By AFP - Mar 02,2018 - Last updated at Mar 02,2018

DUBAI — A Yemeni journalist has been missing for a week and it is believed he is being held illegally and incommunicado in the war-ravaged country, a media watchdog said on Thursday.

Awad Kashmim, editor of the pro-government newspaper 30 November, was "arrested illegally" last week in the eastern city of Mukalla in oil-rich Hadramawt province, said Reporters Without Borders.

Mukalla was under the control of Al Qaeda from 2015 to 2016, when Yemen's army and its regional military allies, led by Saudi Arabia and the United Arab Emirates, seized control of the port city.

On February 19, Kashmim posted a cryptic message in Arabic on his Facebook page leveling veiled criticism at both the army and the press.

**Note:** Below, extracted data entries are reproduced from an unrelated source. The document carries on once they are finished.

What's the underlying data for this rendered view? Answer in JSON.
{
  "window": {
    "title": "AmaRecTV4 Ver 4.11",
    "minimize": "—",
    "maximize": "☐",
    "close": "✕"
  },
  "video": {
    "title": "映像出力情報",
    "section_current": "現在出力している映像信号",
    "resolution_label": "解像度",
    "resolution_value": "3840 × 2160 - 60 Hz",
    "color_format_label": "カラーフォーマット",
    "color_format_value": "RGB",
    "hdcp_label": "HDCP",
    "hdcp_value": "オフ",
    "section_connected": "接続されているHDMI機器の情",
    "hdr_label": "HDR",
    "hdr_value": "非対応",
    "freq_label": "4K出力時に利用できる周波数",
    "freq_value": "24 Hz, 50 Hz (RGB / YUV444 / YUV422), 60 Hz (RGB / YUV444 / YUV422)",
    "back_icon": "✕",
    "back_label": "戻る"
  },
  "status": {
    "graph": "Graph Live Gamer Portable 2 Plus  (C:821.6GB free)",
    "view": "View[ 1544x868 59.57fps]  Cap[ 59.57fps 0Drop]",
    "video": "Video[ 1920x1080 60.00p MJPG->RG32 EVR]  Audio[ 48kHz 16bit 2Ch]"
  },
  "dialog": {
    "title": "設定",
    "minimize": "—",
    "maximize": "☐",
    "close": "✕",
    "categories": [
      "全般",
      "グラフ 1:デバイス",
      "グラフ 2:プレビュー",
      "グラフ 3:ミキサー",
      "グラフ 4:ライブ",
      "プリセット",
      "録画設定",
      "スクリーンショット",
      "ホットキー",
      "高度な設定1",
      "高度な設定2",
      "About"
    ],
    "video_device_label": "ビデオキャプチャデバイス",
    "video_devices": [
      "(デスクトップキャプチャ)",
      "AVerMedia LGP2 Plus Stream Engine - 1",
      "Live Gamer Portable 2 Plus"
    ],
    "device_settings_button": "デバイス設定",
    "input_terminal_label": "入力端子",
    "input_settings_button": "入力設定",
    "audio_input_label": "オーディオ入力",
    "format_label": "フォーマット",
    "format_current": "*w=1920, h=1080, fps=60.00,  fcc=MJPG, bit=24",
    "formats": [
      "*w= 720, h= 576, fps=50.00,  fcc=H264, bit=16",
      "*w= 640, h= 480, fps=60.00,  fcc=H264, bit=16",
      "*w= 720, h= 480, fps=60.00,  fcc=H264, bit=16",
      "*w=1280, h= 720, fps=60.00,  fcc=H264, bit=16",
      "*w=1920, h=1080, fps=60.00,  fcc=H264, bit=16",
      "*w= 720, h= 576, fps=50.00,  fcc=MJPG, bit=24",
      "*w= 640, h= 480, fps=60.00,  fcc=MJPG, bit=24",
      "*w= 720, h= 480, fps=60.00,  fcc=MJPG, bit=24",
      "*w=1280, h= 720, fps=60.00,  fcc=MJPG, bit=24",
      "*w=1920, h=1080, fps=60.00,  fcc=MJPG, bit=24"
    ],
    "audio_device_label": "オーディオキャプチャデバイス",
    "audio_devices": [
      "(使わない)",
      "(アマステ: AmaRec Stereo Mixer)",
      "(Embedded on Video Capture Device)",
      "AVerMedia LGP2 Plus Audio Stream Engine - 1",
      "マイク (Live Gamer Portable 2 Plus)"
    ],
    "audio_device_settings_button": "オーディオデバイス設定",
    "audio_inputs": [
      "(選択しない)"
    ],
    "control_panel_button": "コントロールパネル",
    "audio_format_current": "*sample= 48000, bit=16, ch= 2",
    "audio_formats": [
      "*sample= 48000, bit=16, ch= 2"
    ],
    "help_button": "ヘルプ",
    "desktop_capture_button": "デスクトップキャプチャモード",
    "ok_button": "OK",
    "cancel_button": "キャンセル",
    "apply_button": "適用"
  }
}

The media, he wrote, has "lost all sense of professionalism and credibility in favour of service to regional parties".

"There can be no consolation for our people, for the misery of our society, while those leading us — to the unknown — have lost all sense of national identity," wrote Kashmim.

"I don't care what is said about me personally. I care about credibility. I care that people are not taken advantage of."

A statement released by Reporters Without Borders — a Paris-based watchdog known by its French acronym RSF — said the group was "extremely concerned about Awad Kashmim" and called for his immediate release.

"We remind Hadramawt's authorities that they are directly responsible for his fate and that it is flagrant violation of national and international law to hold a person incommunicado without any charge," said RSF.

A number of journalists have gone missing in Yemen, home to what the United Nations has described as the world's worst humanitarian crisis.

RSF in December listed Yemen alongside Syria and Iraq as countries that have been "haemorrhaging journalists".

Amnesty International and Human Rights Watch have also documented a surge in arbitrary arrests in Yemen since 2016, with journalists and human rights defenders particularly at risk.

More than 9,200 people have been killed in the Yemen war since 2015, when the Saudi-led coalition joined the government's fight against Iran-backed Houthi rebels.

More than eight million people are at risk of famine as port blockades, cholera and diphtheria have brought the Arab world's most impoverished country to its knees.

Yemen is ranked 166th out of 180 countries on the World Press Freedom Index.